64The applicant asserts that the respondent will not be prejudiced by her request as she has requested that a case conference be scheduled to outline the parameters for the issue to be dealt with. If a case conference is granted, there is no prejudice to the respondent for not having the opportunity to investigate, assess and make decisions with respect to the evidence it would present in the course of the hearing on that issue.
65I agree with the applicant and order that costs be added as an issue in dispute. I agree that the basis for the applicant’s request for costs arose during the course of the proceedings as the respondent failed to comply with earlier production orders by the Tribunal. Whether the respondent’s conduct meets the high threshold for costs is another issue. To provide for efficiency and prevent further delay, I do not find that a further case conference is necessary to discuss the issue of costs. The respondent will not be prejudiced as it will have time to review the applicant’s submissions on costs prior to fling a response.
ORDER
66For all of the above reasons, I order as follows:
(i) The respondent is liable to pay an award in the amount of $8,598.95 (which is equal to 30%) plus interest payable in accordance with the regulation;
(ii) The Tribunal does not have jurisdiction to determine bad faith claims for punitive damages; and
(iii) The applicant’s request to add costs pursuant to Rule 19 is granted. The parties are ordered to file written submissions according to the following timetable:
a) Applicant’s submissions are due: May 28, 2021
b) Respondent’s submissions are due: June 11, 2021
c) Applicant’s reply, if necessary, are due: June 25, 2021
67Initial submissions shall be a maximum of 10 pages, double spaced, 12-point font and reply, if necessary, shall be a total of 5 pages. Submissions in excess of the page limits will not be considered. I am seized and the cost issue will be before me.
Released: April 30, 2021
Rebecca Hines, Adjudicator
Footnotes
- M.M. v. Aviva Insurance Canada, 2020 CanLII 42663(ON LAT) (Reconsideration) (“M.M. v. Aviva”) at para. 28.
- M.M. v. Aviva, para 34.
- Stegenga v. Economical Mutual Insurance Company, 2019 ONCA 615 (“Stegenga”)
- Insurance Act, R.S.O. 1990, c. I.8
- Owners, Strata Plan LMS 3905 v. Crystal Square Parking Corp., 2020 SCC 29
- Tomec v. Economical Mutual Insurance Company, 2019 ONCA 882, (“Tomec”) at paras 46 & 50.

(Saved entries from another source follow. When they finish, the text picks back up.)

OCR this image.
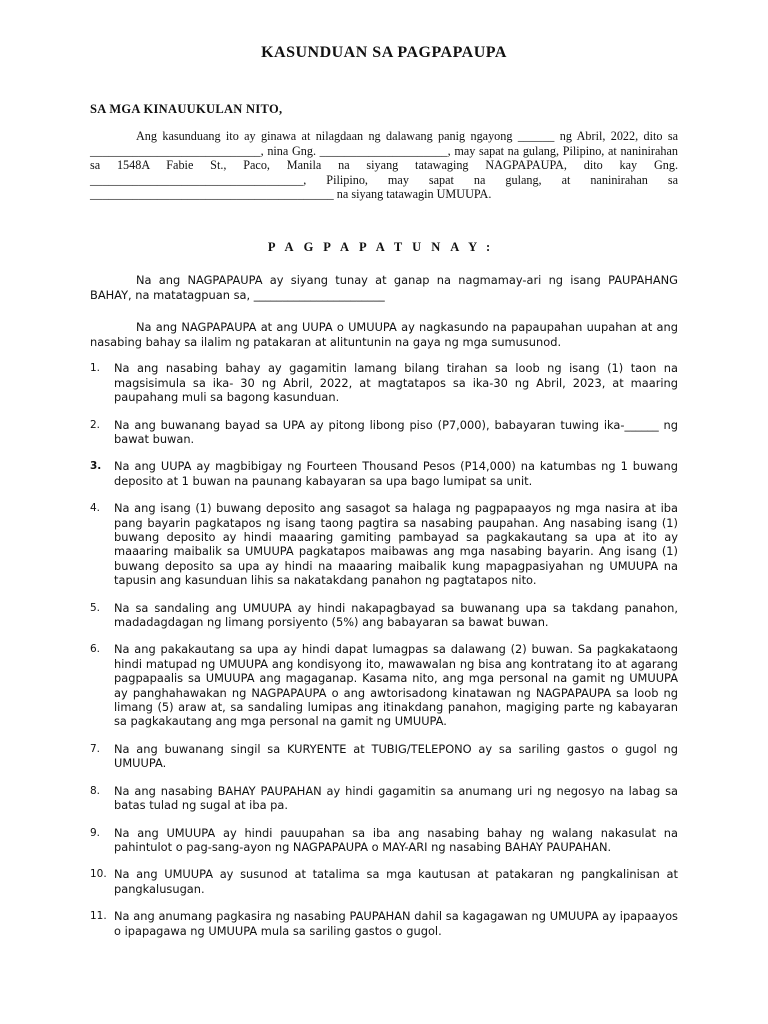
KASUNDUAN SA PAGPAPAUPA
SA MGA KINAUUKULAN NITO,
Ang kasunduang ito ay ginawa at nilagdaan ng dalawang panig ngayong ______ ng Abril, 2022, dito sa ____________________________, nina Gng. _____________________, may sapat na gulang, Pilipino, at naninirahan sa 1548A Fabie St., Paco, Manila na siyang tatawaging NAGPAPAUPA, dito kay Gng. ___________________________________, Pilipino, may sapat na gulang, at naninirahan sa ________________________________________ na siyang tatawagin UMUUPA.
PAGPAPATUNAY:
Na ang NAGPAPAUPA ay siyang tunay at ganap na nagmamay-ari ng isang PAUPAHANG BAHAY, na matatagpuan sa, _______________________
Na ang NAGPAPAUPA at ang UUPA o UMUUPA ay nagkasundo na papaupahan uupahan at ang nasabing bahay sa ilalim ng patakaran at alituntunin na gaya ng mga sumusunod.
1.	Na ang nasabing bahay ay gagamitin lamang bilang tirahan sa loob ng isang (1) taon na magsisimula sa ika- 30 ng Abril, 2022, at magtatapos sa ika-30 ng Abril, 2023, at maaring paupahang muli sa bagong kasunduan.
2.	Na ang buwanang bayad sa UPA ay pitong libong piso (P7,000), babayaran tuwing ika-______ ng bawat buwan.
3.	Na ang UUPA ay magbibigay ng Fourteen Thousand Pesos (P14,000) na katumbas ng 1 buwang deposito at 1 buwan na paunang kabayaran sa upa bago lumipat sa unit.
4.	Na ang isang (1) buwang deposito ang sasagot sa halaga ng pagpapaayos ng mga nasira at iba pang bayarin pagkatapos ng isang taong pagtira sa nasabing paupahan. Ang nasabing isang (1) buwang deposito ay hindi maaaring gamiting pambayad sa pagkakautang sa upa at ito ay maaaring maibalik sa UMUUPA pagkatapos maibawas ang mga nasabing bayarin. Ang isang (1) buwang deposito sa upa ay hindi na maaaring maibalik kung mapagpasiyahan ng UMUUPA na tapusin ang kasunduan lihis sa nakatakdang panahon ng pagtatapos nito.
5.	Na sa sandaling ang UMUUPA ay hindi nakapagbayad sa buwanang upa sa takdang panahon, madadagdagan ng limang porsiyento (5%) ang babayaran sa bawat buwan.
6.	Na ang pakakautang sa upa ay hindi dapat lumagpas sa dalawang (2) buwan. Sa pagkakataong hindi matupad ng UMUUPA ang kondisyong ito, mawawalan ng bisa ang kontratang ito at agarang pagpapaalis sa UMUUPA ang magaganap. Kasama nito, ang mga personal na gamit ng UMUUPA ay panghahawakan ng NAGPAPAUPA o ang awtorisadong kinatawan ng NAGPAPAUPA sa loob ng limang (5) araw at, sa sandaling lumipas ang itinakdang panahon, magiging parte ng kabayaran sa pagkakautang ang mga personal na gamit ng UMUUPA.
7.	Na ang buwanang singil sa KURYENTE at TUBIG/TELEPONO ay sa sariling gastos o gugol ng UMUUPA.
8.	Na ang nasabing BAHAY PAUPAHAN ay hindi gagamitin sa anumang uri ng negosyo na labag sa batas tulad ng sugal at iba pa.
9.	Na ang UMUUPA ay hindi pauupahan sa iba ang nasabing bahay ng walang nakasulat na pahintulot o pag-sang-ayon ng NAGPAPAUPA o MAY-ARI ng nasabing BAHAY PAUPAHAN.
10. Na ang UMUUPA ay susunod at tatalima sa mga kautusan at patakaran ng pangkalinisan at pangkalusugan.
11. Na ang anumang pagkasira ng nasabing PAUPAHAN dahil sa kagagawan ng UMUUPA ay ipapaayos o ipapagawa ng UMUUPA mula sa sariling gastos o gugol.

- Sheikh v. Continental Casualty Insurance Company (19-003567/AABS)
- Stegenga, para 39.
- Whiten v. Pilot Insurance Co., 2002 SCC 18, [2002] 1 SCR 595; Ferme Gerald Laplante & Fils Ltee v. Grenville Patron Mutual Fire Insurance Co., 2002 CanLII 45070 (ONCA); and Dundas v. Zurich Canada, 2012 ONCA 181, 109 O.R. (3d) 521.
- Stegenga, para 66.
- Licence Appeal Tribunal Act¸ 1999, S.O. 1999, c. 12, Sched G, s. 3(2).